Working with international partners, the University of Saskatchewan (USask) has been awarded a $2.5-million Partnership Grant from the Social Sciences and Humanities Research Council of Canada (SSHRC) to increase climate change education, training and public awareness on a global scale.
The six-year Monitoring and Evaluating Climate Communication and Education (MECCE) partnership, led by USask College of Education professor Dr. Marcia McKenzie (PhD), is comprised of more than 80 prominent scholars and agencies in climate change and education. This includes the Intergovernmental Panel on Climate Change, the United Nations Framework Convention on Climate Change (UNFCCC), the United Nations Educational, Scientific and Cultural Organization (UNESCO), and Environment and Climate Change Canada.

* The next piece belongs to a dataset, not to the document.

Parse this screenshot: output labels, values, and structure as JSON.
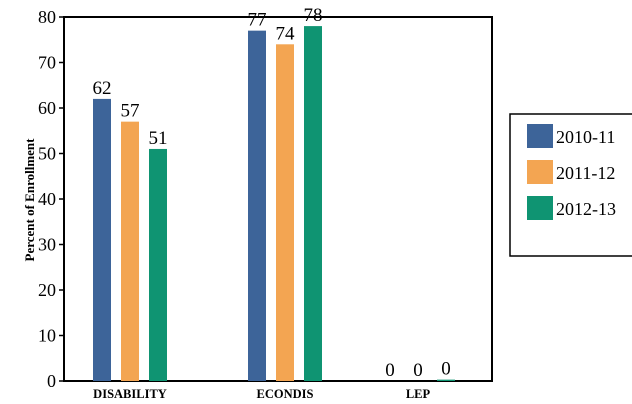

Universities in the United Kingdom, Australia, South Africa and Germany are key partners.
“Education plays a critical role in fostering the kinds of changes in lifestyles, attitudes and behaviours needed to create a sustainable world,” said USask Vice-President of Research Karen Chad.
“Through this major federal investment and working with our many partners around the world, we will help improve climate change education policies and practices, train students and policy makers, and develop a standard set of quality education indicators for monitoring progress toward the United Nations’ Sustainable Development Goals.”
The project will get underway with 30 case studies over six continents to gain geographic and culturally diverse understandings of how climate change education and communication can help drive action on climate change across sectors.